I am the type of person whose mind circles around quotes. Often too unoriginal or too lazy to come up with my own thoughts, I use other people's and just connect the dots so that their words apply to my own situation. This means that I am very good at writing history and political science essays, but lack at other types of writing.
Snowed in this past week at my parent's house, I had to start digging out. Digging through old shoe boxes and stuffed manila envelopes with my name on them. They were stuffed with poems, short stories, e-mails, lyrics, and short summations of various political and philosophical theories. Most of these things were given to me by one person who had a very big impact on the way I thought all throughout high school, I am sure I still think of many things the way he taught me to. About half-way through one stack I found two sheets of yellow paper stapled together. The first was titled 'Quotations of Friedrich Wilhelm Nietzsche 1844-1900.' These were short, succinct one-liners that must have had some sort of impact on me (or him?) at the time. The second page looked at first like a continuation of Nietzsche, there was no title or anything to distinguish otherwise, but after reading a few quotes I decided that these were very clearly not him. Here is one that caught my eye:
Learn to detach. Don't cling to things, because everything is impermanent. Detachment doesn't mean you don't let the experience penetrate you. On the contrary, you let it penetrate you fully. That's how you are able to leave it. Take any emotion--love for a woman, or grief for a loved one.... If you hold back on the emotions--if you can never get to being detached, you're too busy being afraid. You're afraid of the pain, you're afraid of the grief. But by throwing yourself into these emotions, by allowing yourself to dive in, all the way, over your head, you experience them fully and completely. You know what pain is. You know what love is. You know what grief is. You can say, "All right. I have experienced that emotion. I recognize that emotion. Now I need to detach from that emotion. I don't have to let it control me. I see it for what it is. Detach.
(By the way, I Googled this and found that it is a quote that, although I hate to admit it, is from Tuesdays with Morrie.)
I think that up until very recently this quote would have been one that I would have adopted as summation of my personal character. Had it not gotten lost in stacks of other quotes, I am sure that I would have typed it up, printed it out, hung it on a bulletin board in my room, and spouted its wisdom to anyone who would let me talk for a few minutes.
I remember about a year ago, driving back from a family Christmas party of a friend that I was visiting, sitting in his Jeep and telling him about how I was convinced that everything that anyone did was motivated out of fear. He looked at me disappointed and said that he didn't think so, and that he hoped I really didn't think that.
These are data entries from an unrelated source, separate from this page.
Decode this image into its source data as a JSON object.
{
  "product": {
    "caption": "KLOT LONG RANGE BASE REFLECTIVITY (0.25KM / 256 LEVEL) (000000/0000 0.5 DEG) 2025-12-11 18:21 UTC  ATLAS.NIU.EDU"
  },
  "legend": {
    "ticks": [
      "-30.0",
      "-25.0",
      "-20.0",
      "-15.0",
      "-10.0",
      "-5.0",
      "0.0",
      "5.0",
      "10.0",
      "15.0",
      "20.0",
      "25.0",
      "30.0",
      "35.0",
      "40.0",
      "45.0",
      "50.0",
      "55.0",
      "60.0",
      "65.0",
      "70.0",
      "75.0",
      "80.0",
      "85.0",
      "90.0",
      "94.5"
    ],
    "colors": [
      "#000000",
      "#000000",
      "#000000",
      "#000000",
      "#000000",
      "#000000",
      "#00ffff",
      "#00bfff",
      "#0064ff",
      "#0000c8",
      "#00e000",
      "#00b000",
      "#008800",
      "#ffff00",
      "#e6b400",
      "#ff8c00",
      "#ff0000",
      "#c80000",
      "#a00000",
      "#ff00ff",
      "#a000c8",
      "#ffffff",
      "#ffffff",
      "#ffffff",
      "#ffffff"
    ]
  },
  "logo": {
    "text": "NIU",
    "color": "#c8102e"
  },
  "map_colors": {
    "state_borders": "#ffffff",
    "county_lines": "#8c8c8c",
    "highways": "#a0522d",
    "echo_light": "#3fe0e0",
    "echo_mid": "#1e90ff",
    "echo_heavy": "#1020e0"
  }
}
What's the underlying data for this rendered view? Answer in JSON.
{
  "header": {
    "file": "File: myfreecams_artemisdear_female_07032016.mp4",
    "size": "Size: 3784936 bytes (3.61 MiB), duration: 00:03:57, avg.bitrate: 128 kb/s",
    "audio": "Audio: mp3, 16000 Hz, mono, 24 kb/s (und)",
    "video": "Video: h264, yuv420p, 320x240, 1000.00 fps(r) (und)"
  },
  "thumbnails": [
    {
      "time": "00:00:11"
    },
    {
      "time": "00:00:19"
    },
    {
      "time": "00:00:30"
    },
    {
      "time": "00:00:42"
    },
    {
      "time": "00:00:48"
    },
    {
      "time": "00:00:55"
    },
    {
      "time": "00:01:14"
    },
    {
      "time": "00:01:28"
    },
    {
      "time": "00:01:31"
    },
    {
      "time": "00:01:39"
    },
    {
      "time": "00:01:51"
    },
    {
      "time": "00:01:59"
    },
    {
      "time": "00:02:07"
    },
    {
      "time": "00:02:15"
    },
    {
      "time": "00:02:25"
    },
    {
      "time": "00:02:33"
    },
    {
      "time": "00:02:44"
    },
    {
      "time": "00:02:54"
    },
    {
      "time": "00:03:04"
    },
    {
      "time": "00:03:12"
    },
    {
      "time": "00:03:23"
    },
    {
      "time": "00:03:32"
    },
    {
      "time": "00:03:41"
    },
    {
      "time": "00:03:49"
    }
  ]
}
Maybe that was just me I was talking about, it's hard to tell.
Now I am at a different point though. The thought of detachment makes me sicker than the thought of the pain of all of those different emotions. I want to feel those things fully, completely, dirtily, and I want to hold onto them and not let them go. Like a mother protecting her babies, I want to savagely clutch them to my breast, and desperately fight off anyone who tries to tell me to put them down. I am tired of letting these things go. I want to feel them with or without fear of propriety, disappointment, or regret. I want to let them consume me; I want to stay in bed with these emotions all day, feeding them and not myself. I don't want to compromise, I don't want to be rational, and I don't want to settle. I want to travel around the world chasing it, I want to be made a fool of.
Arg, I don't know, maybe it's just the season to be thinking these sorts of things. To quote my brother (who, knowing him, may have been quoting the Simpsons):
"Don't worry, it's the holidays, you're supposed to feel like crap."